Archives for category: tumbler

These dark clay tumblers are just the thing for a double old-fashioned. Hand-thrown and then dinged up a bit, as we all feel now. Chocolate-toned Laguna stoneware with light hara glaze.

Set of four, one hundred and twenty dollars.

Photograph by me at the Ice House, Berkeley Springs.

Created for the recent District Clay open house. Each visitor picked a cup. First come, first served.

Earlier this month, potter friends Carolyn and Holly and I drove down to Floyd, Virginia, for the open studios of the 16 Hands potters, looking for inspiration. We visited the studios of eight potters (do the math) plus a a few of their invited artist friends.

This piece is by Elisa Di Feo, who works with her potter partner in a fantastic little place. This cup got to me after I walked away a few times. The blue underglaze crayon scratches are childish, but the fine etched lines are very grown up. A fine edge separates matte and shiny surfaces, both white.

Floyd is worth the trip for the rolling Blue Ridge mountain landscape, the steady sounds of local music, the fertile creativity with clay.

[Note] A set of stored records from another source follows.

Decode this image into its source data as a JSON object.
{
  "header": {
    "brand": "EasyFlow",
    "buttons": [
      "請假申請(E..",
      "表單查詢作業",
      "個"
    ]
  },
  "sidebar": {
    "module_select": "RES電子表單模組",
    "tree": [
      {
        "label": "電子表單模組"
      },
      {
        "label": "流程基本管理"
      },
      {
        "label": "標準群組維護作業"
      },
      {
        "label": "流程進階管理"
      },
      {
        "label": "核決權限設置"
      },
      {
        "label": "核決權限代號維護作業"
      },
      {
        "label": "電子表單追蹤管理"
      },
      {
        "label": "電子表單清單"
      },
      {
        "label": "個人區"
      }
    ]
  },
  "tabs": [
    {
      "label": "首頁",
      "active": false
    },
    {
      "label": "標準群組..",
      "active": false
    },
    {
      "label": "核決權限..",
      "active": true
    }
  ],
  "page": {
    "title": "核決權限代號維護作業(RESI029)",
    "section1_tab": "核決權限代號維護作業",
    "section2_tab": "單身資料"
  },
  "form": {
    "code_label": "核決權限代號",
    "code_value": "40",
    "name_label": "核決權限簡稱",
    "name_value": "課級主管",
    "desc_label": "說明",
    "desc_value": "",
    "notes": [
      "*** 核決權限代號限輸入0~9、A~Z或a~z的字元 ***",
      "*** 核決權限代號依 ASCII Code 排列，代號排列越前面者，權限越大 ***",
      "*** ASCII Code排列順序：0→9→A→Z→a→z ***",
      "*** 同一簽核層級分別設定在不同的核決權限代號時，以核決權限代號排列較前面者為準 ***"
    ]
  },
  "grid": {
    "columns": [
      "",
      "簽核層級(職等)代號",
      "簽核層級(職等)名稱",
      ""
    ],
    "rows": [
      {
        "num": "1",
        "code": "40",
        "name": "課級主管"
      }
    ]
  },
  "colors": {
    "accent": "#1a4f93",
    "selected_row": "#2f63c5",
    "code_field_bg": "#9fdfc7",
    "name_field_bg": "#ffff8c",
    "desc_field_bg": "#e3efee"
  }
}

Words have meanings.  For almost anything you might want to think about, a word — or in English, likely more than one — already exists to apply to that concept or object.  A term of art for a stemless and handleless glass used for drinking is a “tumbler.”  At the pottery studio, “tumbler” would be used for a clay thing to drink from, since it’s not a glass “glass.”  But why is this a tumbler, when that’s exactly what you want it not to do?

one cup -- green

Thanking all that is holy, I have on my shelf a hand-thick (look up “hand” as a measurement) unabridged dictionary, which tells me that originally this drink holder had a “rounded or pointed bottom and could not be set down until emptied.”  I get it now.  The word still applies, but with a shifted meaning.

Here at the greenware stage is one of a set of tumblers, close matches, as measured by my fingers and other handy tools.  Should this be a watershed logo?

All of her sisters will go in the kiln with her.  I hope to show the later stages in due time.